TriniLov is also looking to open soon.

“I’m not going to stop until I get my food truck,” TriniLov’s SherryAnn Baggoo said smiling. She added that she is close to opening her very own TriniLov food truck. “By the end of the year, I will get my food truck.”

In the mean time she will open and sell her food at the Lea County Fair, which starts Friday.

The MainStreet program consists of a one-month session of classes designed to teach candidates how to run a food truck business or restaurant. Those classes focus on everything from how to estimate food costs, to overhead, taxes and marketing. Participants also earn a food handlers license and certification from the state of New Mexico, as well as a certificate of completion for the course.

After course completion, participants test their concept in MainStreet’s food truck trailer, Big Blue. The fully equipped trailer, that normally sits outside of the Lea Theater, was funded through a USDA grant. MainStreet has earned USDA grants for each year of the program. The course also includes local restaurant mentors, like Kim, who are available to participants in the program even after it ends.

“Restaurants are a huge risk. However, this program reduces that and gives candidates a real chance to do it right,” said Kim. Baja Grill has been located in Lovington for about 11 years.

About being a mentor, Kim said he is happy to do it.

“I love that they ask for advice and I’m willing to give every bit of it. I wish we would have had someone to help us out along the way — it would have saved a lot of time, a lot of stress and some money,” he said laughing.

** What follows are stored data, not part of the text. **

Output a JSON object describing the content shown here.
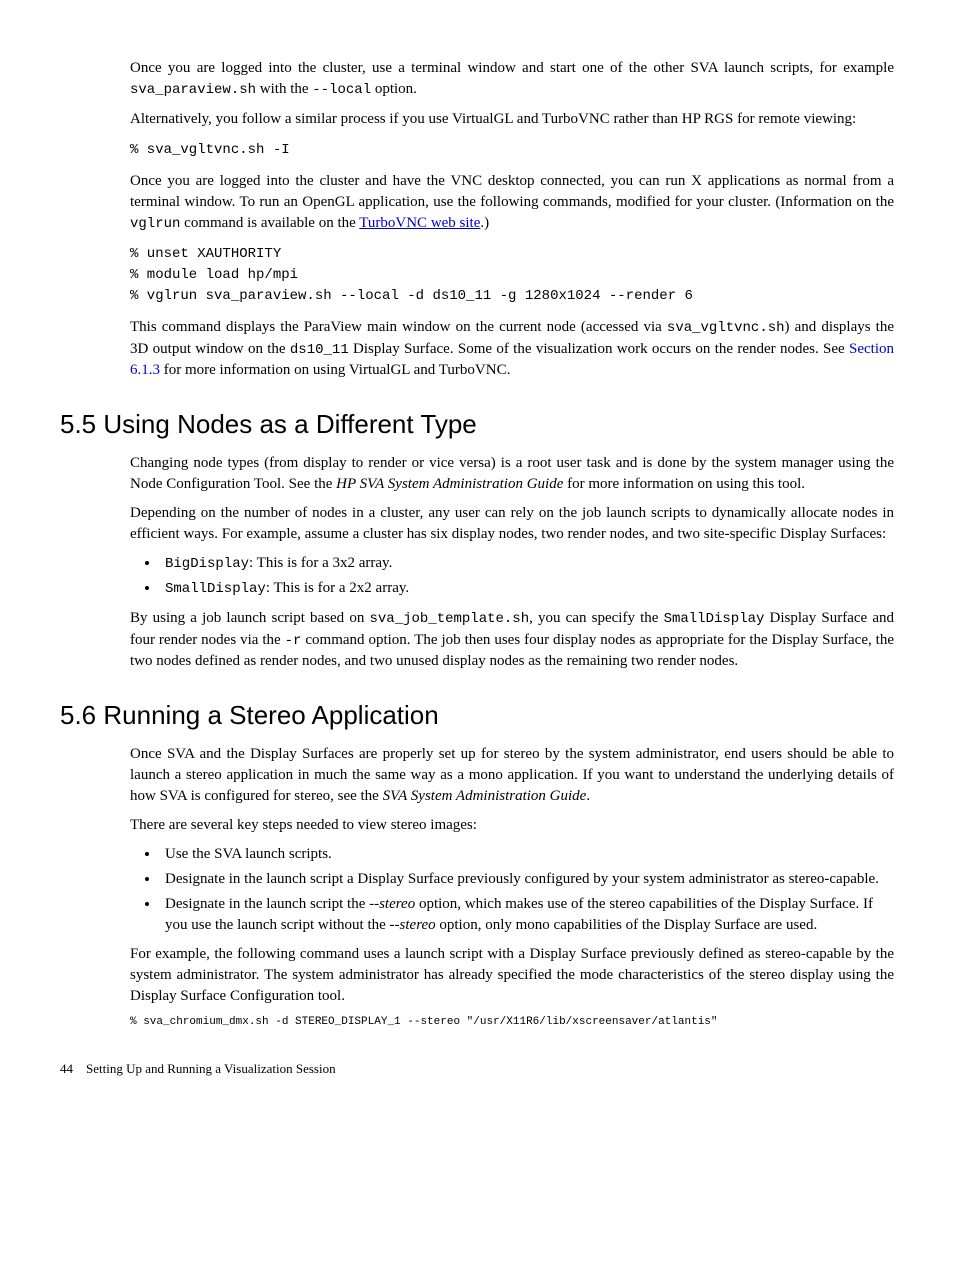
{
  "para1a": "Once you are logged into the cluster, use a terminal window and start one of the other SVA launch scripts, for example ",
  "para1b": " with the ",
  "para1c": " option.",
  "code_paraview": "sva_paraview.sh",
  "code_local": "--local",
  "para2": "Alternatively, you follow a similar process if you use VirtualGL and TurboVNC rather than HP RGS for remote viewing:",
  "codeblock1": "% sva_vgltvnc.sh -I",
  "para3a": "Once you are logged into the cluster and have the VNC desktop connected, you can run X applications as normal from a terminal window. To run an OpenGL application, use the following commands, modified for your cluster. (Information on the ",
  "code_vglrun": "vglrun",
  "para3b": " command is available on the ",
  "link_turbovnc": "TurboVNC web site",
  "para3c": ".)",
  "codeblock2": "% unset XAUTHORITY\n% module load hp/mpi\n% vglrun sva_paraview.sh --local -d ds10_11 -g 1280x1024 --render 6",
  "para4a": "This command displays the ParaView main window on the current node (accessed via ",
  "code_vgltvnc": "sva_vgltvnc.sh",
  "para4b": ") and displays the 3D output window on the ",
  "code_ds10": "ds10_11",
  "para4c": " Display Surface. Some of the visualization work occurs on the render nodes. See ",
  "xref_section": "Section 6.1.3",
  "para4d": " for more information on using VirtualGL and TurboVNC.",
  "h55_num": "5.5",
  "h55_title": " Using Nodes as a Different Type",
  "para55_1a": "Changing node types (from display to render or vice versa) is a root user task and is done by the system manager using the Node Configuration Tool. See the ",
  "italic_guide1": "HP SVA System Administration Guide",
  "para55_1b": " for more information on using this tool.",
  "para55_2": "Depending on the number of nodes in a cluster, any user can rely on the job launch scripts to dynamically allocate nodes in efficient ways. For example, assume a cluster has six display nodes, two render nodes, and two site-specific Display Surfaces:",
  "li_big_code": "BigDisplay",
  "li_big_text": ": This is for a 3x2 array.",
  "li_small_code": "SmallDisplay",
  "li_small_text": ": This is for a 2x2 array.",
  "para55_3a": "By using a job launch script based on ",
  "code_template": "sva_job_template.sh",
  "para55_3b": ", you can specify the ",
  "code_smalldisplay": "SmallDisplay",
  "para55_3c": " Display Surface and four render nodes via the ",
  "code_r": "-r",
  "para55_3d": " command option. The job then uses four display nodes as appropriate for the Display Surface, the two nodes defined as render nodes, and two unused display nodes as the remaining two render nodes.",
  "h56_num": "5.6",
  "h56_title": " Running a Stereo Application",
  "para56_1a": "Once SVA and the Display Surfaces are properly set up for stereo by the system administrator, end users should be able to launch a stereo application in much the same way as a mono application. If you want to understand the underlying details of how SVA is configured for stereo, see the ",
  "italic_guide2": "SVA System Administration Guide",
  "para56_1b": ".",
  "para56_2": "There are several key steps needed to view stereo images:",
  "li56_1": "Use the SVA launch scripts.",
  "li56_2": "Designate in the launch script a Display Surface previously configured by your system administrator as stereo-capable.",
  "li56_3a": "Designate in the launch script the ",
  "italic_stereo1": "--stereo",
  "li56_3b": " option, which makes use of the stereo capabilities of the Display Surface. If you use the launch script without the ",
  "italic_stereo2": "--stereo",
  "li56_3c": " option, only mono capabilities of the Display Surface are used.",
  "para56_3": "For example, the following command uses a launch script with a Display Surface previously defined as stereo-capable by the system administrator. The system administrator has already specified the mode characteristics of the stereo display using the Display Surface Configuration tool.",
  "codeblock3": "% sva_chromium_dmx.sh -d STEREO_DISPLAY_1 --stereo \"/usr/X11R6/lib/xscreensaver/atlantis\"",
  "footer_page": "44",
  "footer_text": "Setting Up and Running a Visualization Session"
}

Since the restrictions for gatherings were handed down from the state in response to the COVID-19 pandemic, the 2020 cohort of participants did not get to hold a Demo Day program and were included with the 2021 group.

“We got put off a little bit because of COVID restrictions,” Clayton said. “This is kind of our graduation. … The program is amazing, it puts people out there without them having to take the big gamble. It’s great getting to work in Big Blue with your designs and ideas and see if you really want to do it — labor-wise and popularity-wise.”

Lovington MainStreet is also looking ahead to the next cohort of potential food truck entrepreneurs, with the 2022 program starting in the Spring. Applications are typically accepted in January and February with the classroom portion starting in March. Then each participant gets two weeks in Big Blue to offer their food concept to the public.

“Sign up,” Clayton said. “It’s an adventure that turns into an honor. … I’ll take all of this knowledge with me all through my career with what we’re doing.”

“The next program is starting up soon. Please join and get on board. Be your own boss and work for yourself,” Kim said.